Foreign direct investment hit by trade war between US and China
Foreign direct investment hit by trade war between US and China

Foreign direct investment hit by trade war between US and China

Former United States President Donald Trump and Chinese President Xi Jinping will be seen in the Great Hall of the People in Beijing in November 2017. (AP-Yonhap)

South Korea received about 33 percent less foreign direct “greenfield” investment in 2020 compared to the amount before the start of the US-China trade war in March 2018, a report showed Sunday.

Greenfield investments refer to a type of foreign direct investment in which a parent company establishes a new subsidiary in another country instead of buying one and builds its own business from scratch.

“When comparing three-year foreign direct investment before and after the conflict, the EU’s growth rate was 47 percent, followed by China at 13.5 percent, Japan at 12.1 percent and the United States at 5.7 percent,” a report by the Korean Chamber of Commerce and Industry showed.

“That for Korea was at minus 32.6 percent, which is well below the world average of 5.6 percent,” it added.

While South Korea has struggled with foreign direct investment, the EU has been a major benefactor of the ongoing trade dispute between the United States and China, where the 27 member states remain relatively free from economic strife.

“The EU has sought to rearrange its supply chains and improve its industrial competitiveness through such efforts as the CO2 limit adjustment mechanism,” said Lee Moon-hyung, a global trade professor at Soongsil University, in the report.

Lee pointed to recent investments by US technology giant Intel and Korean conglomerate SK in the EU region, which aim to avoid risks arising from the trade dispute between the US and China. Intel last month announced a $ 88 billion investment across Europe in 4-nanometer manufacturing technology, while Korean energy giant SK Innovation launched a new 1 trillion won ($ 819 million) battery plant in Poland last year.

EU-based companies have also recently moved their production lines from China to various countries in the EU region with 27 members. The French carmaker Renault moved its production facilities for electric cars from China back to its home country, while the German audio company Sennheiser moved its production lines in China to Romania.

Also declining were India by 28.7 per cent and ASEAN by minus 12.3 per cent. The developed economies achieved a growth of 26.2 percent on average compared to minus 4.5 percent for the developing economies.

Asia’s fourth-largest economy has also not been able to see any mega-mergers and acquisitions – the size of which peaks at $ 5 billion – since 2016, the report noted.

Worldwide, the number of mega-sized M&As has almost tripled from 69 to 197 in the last decade from 2011 to 2021. By land, Germany saw the largest increase in mega-sized agreements in the said period with an increase of 29.1 percent, with China lagging behind with an increase of 28.4 percent. The United States saw a 4.2 percent increase over the same period.
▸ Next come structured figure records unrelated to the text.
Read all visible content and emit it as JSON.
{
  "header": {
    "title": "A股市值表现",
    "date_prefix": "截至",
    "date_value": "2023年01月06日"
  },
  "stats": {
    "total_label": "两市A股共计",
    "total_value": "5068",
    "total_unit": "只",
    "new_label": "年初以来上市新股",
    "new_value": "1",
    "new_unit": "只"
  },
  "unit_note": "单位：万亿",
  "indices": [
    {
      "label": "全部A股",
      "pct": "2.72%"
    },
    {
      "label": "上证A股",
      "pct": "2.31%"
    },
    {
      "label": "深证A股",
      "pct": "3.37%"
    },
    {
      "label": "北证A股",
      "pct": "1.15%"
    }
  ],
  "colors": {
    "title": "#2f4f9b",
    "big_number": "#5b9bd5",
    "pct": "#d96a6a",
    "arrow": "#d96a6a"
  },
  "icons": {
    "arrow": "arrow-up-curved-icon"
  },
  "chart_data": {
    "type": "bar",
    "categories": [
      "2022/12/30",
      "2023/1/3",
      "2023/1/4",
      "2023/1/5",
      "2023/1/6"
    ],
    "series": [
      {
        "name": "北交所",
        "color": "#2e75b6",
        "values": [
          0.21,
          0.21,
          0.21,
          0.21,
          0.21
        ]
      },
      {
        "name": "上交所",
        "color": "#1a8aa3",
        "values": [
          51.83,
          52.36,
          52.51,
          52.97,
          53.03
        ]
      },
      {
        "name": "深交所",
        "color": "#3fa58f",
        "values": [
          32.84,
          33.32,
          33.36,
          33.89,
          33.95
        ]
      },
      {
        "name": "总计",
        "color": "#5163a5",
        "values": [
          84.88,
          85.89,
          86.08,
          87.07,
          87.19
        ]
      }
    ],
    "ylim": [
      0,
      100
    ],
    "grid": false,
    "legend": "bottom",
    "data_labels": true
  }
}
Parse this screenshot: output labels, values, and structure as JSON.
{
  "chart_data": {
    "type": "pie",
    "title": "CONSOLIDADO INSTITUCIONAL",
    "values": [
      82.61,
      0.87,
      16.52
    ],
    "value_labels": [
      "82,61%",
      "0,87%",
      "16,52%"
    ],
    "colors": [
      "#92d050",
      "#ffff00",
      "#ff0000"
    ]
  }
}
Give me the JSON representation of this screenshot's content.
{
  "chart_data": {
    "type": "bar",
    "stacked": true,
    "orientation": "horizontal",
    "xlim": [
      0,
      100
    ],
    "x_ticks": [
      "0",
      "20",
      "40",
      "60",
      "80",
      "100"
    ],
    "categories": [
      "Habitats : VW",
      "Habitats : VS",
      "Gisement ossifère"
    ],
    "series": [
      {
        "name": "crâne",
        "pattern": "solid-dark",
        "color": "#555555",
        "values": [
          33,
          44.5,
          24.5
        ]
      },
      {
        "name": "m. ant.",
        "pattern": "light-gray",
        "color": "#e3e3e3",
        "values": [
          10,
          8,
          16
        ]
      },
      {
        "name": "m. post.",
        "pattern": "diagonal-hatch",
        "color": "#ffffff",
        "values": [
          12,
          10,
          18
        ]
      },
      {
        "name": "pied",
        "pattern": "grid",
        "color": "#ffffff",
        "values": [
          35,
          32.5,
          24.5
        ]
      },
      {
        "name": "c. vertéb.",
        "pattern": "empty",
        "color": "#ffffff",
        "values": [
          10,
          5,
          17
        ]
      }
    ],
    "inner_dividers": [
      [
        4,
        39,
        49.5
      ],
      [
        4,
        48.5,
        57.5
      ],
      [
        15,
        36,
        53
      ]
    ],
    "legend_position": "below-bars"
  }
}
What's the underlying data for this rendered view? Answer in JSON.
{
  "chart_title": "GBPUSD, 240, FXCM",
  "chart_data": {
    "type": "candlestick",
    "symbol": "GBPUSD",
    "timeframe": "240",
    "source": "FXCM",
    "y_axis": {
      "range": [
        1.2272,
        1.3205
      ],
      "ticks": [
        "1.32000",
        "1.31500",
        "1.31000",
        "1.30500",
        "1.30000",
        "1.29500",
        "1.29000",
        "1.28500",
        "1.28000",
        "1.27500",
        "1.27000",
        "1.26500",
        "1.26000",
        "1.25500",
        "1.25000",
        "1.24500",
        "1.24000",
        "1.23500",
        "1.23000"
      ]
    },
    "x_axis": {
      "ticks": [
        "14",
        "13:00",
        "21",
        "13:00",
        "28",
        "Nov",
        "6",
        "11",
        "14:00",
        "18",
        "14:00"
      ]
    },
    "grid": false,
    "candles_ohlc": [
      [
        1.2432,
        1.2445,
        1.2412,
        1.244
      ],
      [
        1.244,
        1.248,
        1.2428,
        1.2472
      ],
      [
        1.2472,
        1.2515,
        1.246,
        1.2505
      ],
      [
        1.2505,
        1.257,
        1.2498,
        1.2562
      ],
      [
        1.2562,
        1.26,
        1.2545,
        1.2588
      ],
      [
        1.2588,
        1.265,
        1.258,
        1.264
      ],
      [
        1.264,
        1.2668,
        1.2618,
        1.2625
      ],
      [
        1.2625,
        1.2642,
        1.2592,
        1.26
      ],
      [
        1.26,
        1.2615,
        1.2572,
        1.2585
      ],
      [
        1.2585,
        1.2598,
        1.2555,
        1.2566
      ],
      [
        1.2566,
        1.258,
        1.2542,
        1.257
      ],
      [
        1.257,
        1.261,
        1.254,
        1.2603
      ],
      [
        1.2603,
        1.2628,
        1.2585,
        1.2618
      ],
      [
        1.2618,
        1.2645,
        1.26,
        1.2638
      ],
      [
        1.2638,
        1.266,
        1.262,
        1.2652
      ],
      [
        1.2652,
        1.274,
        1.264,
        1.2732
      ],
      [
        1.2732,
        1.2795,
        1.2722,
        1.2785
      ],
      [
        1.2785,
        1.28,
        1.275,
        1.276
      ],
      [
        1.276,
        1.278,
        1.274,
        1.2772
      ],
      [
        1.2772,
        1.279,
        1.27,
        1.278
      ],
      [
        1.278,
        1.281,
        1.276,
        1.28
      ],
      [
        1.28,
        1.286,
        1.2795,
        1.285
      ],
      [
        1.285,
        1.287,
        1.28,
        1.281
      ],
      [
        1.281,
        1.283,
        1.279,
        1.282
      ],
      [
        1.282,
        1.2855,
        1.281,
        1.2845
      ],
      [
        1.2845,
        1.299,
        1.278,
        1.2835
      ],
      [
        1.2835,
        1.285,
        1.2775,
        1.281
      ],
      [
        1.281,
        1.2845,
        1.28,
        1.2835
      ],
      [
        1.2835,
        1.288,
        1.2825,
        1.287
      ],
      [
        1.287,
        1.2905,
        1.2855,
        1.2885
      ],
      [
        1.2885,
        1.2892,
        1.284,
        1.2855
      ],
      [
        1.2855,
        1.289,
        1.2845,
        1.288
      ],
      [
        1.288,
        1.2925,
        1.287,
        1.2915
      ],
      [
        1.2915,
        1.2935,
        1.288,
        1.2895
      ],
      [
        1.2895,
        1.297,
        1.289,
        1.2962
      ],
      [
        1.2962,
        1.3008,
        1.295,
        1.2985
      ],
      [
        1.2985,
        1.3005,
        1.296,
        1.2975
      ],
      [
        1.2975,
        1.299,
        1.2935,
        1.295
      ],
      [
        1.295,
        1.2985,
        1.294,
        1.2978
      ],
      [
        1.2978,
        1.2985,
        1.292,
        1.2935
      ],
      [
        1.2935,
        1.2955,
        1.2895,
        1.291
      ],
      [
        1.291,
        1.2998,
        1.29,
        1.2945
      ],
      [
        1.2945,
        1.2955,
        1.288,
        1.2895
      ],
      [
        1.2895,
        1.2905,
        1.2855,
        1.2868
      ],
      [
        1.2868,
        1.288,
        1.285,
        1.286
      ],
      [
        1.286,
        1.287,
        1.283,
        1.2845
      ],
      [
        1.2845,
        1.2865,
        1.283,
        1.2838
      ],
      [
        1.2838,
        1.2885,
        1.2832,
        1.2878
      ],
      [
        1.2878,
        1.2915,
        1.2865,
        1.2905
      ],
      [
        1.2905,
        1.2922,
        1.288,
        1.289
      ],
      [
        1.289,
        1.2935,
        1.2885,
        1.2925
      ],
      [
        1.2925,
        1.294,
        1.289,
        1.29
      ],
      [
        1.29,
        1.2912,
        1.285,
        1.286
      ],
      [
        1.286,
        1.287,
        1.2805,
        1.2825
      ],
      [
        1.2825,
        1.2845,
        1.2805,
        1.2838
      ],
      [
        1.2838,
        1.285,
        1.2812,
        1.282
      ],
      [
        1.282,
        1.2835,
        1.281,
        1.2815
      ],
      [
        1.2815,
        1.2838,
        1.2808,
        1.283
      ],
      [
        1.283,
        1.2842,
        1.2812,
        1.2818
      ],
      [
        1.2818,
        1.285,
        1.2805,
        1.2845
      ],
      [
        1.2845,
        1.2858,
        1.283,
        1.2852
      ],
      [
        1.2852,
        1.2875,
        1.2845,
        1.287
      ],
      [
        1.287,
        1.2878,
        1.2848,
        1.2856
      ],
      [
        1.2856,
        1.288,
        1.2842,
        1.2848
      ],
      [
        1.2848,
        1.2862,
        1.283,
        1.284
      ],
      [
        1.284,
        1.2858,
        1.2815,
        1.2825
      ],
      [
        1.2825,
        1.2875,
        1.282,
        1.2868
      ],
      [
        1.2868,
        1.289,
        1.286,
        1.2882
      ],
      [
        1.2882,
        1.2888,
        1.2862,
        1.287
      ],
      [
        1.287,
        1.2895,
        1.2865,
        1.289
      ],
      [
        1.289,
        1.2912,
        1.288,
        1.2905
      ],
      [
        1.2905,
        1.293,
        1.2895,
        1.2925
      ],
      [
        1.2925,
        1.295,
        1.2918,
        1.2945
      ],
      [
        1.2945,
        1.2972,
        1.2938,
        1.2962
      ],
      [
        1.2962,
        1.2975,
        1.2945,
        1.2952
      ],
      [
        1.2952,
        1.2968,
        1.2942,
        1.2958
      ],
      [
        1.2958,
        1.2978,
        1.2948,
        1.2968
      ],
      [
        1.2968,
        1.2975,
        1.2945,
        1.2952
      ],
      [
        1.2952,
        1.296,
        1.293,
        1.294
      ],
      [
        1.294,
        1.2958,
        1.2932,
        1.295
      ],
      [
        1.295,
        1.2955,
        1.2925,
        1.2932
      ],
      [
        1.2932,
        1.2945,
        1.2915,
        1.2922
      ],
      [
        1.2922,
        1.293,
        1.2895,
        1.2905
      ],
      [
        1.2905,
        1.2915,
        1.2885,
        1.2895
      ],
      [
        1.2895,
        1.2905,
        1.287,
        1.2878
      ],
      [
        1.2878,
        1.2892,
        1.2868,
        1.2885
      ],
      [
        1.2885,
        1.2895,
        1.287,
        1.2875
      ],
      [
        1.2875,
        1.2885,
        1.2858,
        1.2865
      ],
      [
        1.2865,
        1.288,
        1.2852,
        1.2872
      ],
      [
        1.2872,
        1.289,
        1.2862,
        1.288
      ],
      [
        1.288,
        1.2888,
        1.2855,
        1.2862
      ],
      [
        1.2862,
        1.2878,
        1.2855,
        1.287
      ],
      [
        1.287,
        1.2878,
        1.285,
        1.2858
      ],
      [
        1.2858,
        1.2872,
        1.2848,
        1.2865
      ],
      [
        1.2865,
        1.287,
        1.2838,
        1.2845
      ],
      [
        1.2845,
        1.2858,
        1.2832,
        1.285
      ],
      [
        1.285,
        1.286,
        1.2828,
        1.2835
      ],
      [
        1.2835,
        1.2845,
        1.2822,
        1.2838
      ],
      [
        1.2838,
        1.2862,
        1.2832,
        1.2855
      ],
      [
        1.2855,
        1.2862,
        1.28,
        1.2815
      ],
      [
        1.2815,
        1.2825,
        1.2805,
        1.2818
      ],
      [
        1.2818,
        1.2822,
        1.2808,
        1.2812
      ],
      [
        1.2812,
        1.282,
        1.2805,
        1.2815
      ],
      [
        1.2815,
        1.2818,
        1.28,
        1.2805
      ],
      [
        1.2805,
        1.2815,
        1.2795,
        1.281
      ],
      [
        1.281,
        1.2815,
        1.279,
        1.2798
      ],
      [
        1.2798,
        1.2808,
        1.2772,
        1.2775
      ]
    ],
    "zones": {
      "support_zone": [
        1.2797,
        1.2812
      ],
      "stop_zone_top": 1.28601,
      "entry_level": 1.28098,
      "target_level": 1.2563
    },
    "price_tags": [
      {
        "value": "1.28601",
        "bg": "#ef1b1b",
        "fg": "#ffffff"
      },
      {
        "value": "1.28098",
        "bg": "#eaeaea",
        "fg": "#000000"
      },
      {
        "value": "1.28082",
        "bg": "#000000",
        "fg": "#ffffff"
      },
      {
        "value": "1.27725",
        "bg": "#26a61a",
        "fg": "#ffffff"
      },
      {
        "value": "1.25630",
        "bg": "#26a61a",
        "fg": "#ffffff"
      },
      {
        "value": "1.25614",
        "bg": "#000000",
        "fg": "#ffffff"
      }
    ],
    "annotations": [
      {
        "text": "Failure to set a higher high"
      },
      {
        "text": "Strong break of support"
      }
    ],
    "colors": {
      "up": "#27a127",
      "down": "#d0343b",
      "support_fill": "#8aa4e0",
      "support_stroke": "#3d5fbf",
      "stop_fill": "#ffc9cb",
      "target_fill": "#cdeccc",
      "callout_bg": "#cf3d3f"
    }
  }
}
KCCI called for policies that could elevate Korea in the global market as an attractive investment target by actively attracting advanced industries and strengthening global joint research and development programs. In addition, Korea will need to make efforts to strengthen the digital trading environment, such as the protection of private information and cross-border data transfers.

It pointed to the nation’s rigid technical and labor market regulations as major obstacles that have hindered global investment and reinvestment. “The global FDI structure has changed due to the Sino-US conflict and the ongoing virus pandemic,” said KCCI International Trade Division Vice President Lee Seong-woo.

“Against this background, competition in new supply chains for high-tech materials and components will become tougher through practices such as reshoring. Based on the green and digital new agreements, we must nurture new businesses … For mega-sized M&A, various rules regarding overseas financing should be boldly scrapped.”